No cabe duda que para la mayoría de nosotros nos convendría simplificar significativamente nuestra vida. Un bello ejemplo de eso es la fiesta de tabernáculos en Israel. Todo el pueblo — los que poseían mansiones y que ocupaban humildes chozas — por una semana vivían en enramadas en el patio, sin refri, televisor ni micro hondas (diríamos hoy), cocinando con leña, todos iguales unidos en una vida sencilla y solidaria.[6]
Lejos de consumismo y de cualquier teología de la prosperidad (versión religiosa del consumismo materialista), esta ética bíblica de las finanzas nos llevará a hacer de toda nuestra vida un proyecto de servicio a Dios y al prójimo en vez de un proyecto de acumular y consumir. Podemos tomar como modelo el famoso sermón de Juan Wesley, “Sobre las riquezas”, con sus tres puntos:
(1) Gana todo lo que puedas (pero justa y honestamente)
(2) Ahorra todo lo que puedas (estilo sencillo de vida)
(3) Dar todo lo que puedas, a Dios y a los pobres.
Dios ama al dador alegre, pero parte de la sociedad consumista comercial es la obligación de dar regalos de cumpleaños y de Navidad, a veces regalar por presión social más que por amor sincero y por gozo. Una actitud bíblica hacia mi sueldo hará mucho para liberarme de esa obligatoriedad, pues no estoy “sacrificando”, quitando algo de “mi sueldo”, sino al contrario, para eso Dios me ha confiado determinada cantidad de dinero más allá de mis necesidades básicas.
[1] Este artículo es la conclusión de dos anteriores, “¿Qué es la avaricia” (set 1, 2011) y “Jesús y las riquezas” (24 oct 2011).
[2] Si Jesucristo es un verbo, no un sustantivo”, como tan acertadamente nos ha enseñado Ricardo Arjona, entonces “cristiano” y “cristiana” tampoco deben entenderse como sustantivos sino como adverbios: Se trata de vivir y actuar cristianamente.
[3] Por supuesto, el consumo conspicuo es muy antiguo; cf. Stam Apocalipsis Tomo II (2003:101-2) y Haciendo Teología, Tomo II (2005:332-2).
[4] Ver el artículo sobre la avaricia, citado en la primera nota.
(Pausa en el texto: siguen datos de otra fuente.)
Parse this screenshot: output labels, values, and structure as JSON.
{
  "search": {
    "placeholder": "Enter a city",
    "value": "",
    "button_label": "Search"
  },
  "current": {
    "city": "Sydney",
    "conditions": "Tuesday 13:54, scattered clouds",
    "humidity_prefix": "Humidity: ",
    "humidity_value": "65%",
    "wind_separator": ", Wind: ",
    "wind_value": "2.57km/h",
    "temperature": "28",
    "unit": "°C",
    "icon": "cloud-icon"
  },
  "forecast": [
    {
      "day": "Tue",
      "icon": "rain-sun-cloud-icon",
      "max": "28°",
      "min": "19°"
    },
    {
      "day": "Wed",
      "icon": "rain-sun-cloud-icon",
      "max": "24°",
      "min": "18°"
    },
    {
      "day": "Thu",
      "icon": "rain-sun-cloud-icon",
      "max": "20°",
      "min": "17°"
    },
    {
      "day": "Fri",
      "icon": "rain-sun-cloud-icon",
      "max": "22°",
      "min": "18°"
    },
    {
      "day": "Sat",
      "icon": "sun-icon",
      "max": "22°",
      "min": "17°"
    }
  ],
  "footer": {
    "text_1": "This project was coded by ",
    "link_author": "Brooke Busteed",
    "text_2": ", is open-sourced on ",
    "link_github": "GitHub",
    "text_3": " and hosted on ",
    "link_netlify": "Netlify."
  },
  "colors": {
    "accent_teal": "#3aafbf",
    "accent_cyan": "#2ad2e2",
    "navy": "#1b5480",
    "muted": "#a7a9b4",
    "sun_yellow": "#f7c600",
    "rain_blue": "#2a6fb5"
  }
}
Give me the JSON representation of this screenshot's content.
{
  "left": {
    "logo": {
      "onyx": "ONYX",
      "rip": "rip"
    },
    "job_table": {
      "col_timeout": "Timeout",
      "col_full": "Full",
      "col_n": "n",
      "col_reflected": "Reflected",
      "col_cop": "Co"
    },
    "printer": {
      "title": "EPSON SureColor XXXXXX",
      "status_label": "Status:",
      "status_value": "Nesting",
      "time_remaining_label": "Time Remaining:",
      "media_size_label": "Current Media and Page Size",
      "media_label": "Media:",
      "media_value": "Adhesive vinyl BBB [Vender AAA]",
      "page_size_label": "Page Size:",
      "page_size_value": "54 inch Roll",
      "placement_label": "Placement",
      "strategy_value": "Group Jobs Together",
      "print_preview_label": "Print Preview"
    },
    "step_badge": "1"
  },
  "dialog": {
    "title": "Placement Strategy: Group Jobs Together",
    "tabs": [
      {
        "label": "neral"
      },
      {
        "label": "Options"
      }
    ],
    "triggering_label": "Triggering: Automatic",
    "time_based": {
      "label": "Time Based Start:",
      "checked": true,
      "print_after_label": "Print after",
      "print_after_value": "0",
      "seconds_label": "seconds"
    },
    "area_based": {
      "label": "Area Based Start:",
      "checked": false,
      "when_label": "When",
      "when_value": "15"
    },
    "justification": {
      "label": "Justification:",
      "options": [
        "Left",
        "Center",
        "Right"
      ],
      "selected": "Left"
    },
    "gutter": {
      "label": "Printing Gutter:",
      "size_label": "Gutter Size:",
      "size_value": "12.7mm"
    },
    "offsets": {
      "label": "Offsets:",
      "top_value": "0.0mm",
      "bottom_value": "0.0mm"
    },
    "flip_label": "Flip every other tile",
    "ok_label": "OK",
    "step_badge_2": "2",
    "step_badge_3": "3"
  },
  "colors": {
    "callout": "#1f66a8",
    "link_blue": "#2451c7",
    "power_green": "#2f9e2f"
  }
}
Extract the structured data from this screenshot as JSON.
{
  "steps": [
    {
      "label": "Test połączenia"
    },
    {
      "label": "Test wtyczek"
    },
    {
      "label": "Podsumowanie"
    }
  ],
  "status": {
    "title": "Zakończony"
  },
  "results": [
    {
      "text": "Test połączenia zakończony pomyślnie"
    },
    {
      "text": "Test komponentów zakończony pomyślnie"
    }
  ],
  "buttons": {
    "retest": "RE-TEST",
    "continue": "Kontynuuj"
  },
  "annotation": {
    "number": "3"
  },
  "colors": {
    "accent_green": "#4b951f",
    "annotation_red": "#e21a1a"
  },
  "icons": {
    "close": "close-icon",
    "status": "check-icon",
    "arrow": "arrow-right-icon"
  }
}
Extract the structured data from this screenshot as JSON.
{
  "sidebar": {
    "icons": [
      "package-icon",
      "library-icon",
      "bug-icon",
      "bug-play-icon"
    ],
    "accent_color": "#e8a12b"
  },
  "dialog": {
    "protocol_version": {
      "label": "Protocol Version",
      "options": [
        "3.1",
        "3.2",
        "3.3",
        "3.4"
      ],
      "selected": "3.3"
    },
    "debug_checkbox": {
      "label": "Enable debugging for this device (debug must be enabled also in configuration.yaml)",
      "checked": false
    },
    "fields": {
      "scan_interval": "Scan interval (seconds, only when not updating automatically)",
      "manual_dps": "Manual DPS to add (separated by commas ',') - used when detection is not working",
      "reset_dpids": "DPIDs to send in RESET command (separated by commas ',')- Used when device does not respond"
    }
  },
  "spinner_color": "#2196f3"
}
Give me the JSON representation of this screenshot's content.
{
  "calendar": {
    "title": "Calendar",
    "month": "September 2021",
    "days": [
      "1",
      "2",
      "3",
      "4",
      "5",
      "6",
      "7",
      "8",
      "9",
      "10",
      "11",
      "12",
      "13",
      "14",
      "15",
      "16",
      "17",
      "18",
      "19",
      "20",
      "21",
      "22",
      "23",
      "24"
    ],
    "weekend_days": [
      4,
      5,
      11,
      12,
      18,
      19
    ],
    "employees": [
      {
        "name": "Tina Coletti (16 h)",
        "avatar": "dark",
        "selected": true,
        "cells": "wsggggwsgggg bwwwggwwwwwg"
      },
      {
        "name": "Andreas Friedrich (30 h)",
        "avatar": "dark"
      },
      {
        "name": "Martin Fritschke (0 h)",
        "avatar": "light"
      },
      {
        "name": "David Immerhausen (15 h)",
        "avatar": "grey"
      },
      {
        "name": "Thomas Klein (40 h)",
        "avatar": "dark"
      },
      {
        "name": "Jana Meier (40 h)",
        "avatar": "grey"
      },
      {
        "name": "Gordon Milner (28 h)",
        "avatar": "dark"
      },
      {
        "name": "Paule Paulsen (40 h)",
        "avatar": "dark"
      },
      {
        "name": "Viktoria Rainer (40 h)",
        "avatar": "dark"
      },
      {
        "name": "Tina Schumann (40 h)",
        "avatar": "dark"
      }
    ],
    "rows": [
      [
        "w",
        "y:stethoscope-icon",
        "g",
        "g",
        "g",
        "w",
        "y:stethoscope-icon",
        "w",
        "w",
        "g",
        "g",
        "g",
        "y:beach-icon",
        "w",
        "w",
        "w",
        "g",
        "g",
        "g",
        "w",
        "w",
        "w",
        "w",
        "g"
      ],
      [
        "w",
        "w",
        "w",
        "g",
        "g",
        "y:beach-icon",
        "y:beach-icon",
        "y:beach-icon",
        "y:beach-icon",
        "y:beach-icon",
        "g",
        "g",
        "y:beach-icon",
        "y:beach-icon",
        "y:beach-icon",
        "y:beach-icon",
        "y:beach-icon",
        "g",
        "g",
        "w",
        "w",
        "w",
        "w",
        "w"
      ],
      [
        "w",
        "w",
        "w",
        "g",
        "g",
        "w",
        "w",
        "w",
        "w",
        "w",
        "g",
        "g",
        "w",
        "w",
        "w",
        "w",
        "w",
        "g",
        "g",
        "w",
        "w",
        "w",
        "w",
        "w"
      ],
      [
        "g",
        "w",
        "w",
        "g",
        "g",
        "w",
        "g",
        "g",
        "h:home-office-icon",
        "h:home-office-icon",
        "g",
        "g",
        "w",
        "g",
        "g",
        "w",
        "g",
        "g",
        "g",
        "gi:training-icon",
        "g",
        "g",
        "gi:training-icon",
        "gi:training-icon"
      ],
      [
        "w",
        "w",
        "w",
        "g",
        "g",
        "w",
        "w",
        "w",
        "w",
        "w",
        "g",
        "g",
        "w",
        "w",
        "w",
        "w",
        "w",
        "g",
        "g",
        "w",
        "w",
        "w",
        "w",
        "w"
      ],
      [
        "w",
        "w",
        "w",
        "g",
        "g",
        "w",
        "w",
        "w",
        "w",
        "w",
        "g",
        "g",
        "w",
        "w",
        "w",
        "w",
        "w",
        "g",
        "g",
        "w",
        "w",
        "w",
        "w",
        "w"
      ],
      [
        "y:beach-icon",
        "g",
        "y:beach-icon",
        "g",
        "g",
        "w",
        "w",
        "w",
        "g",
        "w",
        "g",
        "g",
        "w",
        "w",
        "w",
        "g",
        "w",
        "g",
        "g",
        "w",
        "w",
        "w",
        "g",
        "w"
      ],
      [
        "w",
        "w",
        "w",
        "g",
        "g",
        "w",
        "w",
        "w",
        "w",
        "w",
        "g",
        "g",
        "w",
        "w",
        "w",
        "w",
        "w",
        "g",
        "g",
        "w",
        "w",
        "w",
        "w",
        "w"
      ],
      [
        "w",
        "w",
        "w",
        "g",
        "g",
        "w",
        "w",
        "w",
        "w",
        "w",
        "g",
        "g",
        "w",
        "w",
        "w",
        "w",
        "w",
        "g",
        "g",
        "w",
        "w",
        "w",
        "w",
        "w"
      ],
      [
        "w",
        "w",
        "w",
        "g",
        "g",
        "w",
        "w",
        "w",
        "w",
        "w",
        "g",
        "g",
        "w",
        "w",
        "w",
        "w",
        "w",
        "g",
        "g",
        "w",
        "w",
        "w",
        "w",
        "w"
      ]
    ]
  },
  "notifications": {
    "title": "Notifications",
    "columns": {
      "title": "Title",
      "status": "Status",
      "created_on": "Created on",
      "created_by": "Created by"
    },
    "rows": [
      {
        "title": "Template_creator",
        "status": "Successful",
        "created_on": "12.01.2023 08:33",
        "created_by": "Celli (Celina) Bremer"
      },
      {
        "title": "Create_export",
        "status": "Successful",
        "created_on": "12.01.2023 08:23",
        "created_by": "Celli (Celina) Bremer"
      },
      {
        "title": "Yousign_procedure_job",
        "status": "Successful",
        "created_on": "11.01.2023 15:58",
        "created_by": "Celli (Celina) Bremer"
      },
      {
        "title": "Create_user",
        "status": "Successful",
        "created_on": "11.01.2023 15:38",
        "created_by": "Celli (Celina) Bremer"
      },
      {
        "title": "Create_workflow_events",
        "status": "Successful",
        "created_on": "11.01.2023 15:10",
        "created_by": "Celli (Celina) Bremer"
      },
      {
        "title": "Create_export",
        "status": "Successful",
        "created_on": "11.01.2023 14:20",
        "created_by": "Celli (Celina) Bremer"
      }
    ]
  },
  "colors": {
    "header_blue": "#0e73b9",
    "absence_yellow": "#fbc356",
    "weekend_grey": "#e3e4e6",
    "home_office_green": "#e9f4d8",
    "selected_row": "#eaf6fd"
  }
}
[5] Esto fue vergonzosamente evidente en la reciente crisis de Wall Street, cuando millones de empleados perdieron no sólo su empleo sino también sus bonos y acciones, sus fondos de pensión, su seguro médico, y lo peor, su dignidad humana. En cambio muchos ejecutivos y otros privilegiados hasta ganaron más con la crisis.
[6] Ver “La Fiesta de las enramadas nos llama a un estilo de vida sencillo y solidario”, Stam Apocalipsis Tomo II (2003:151-153).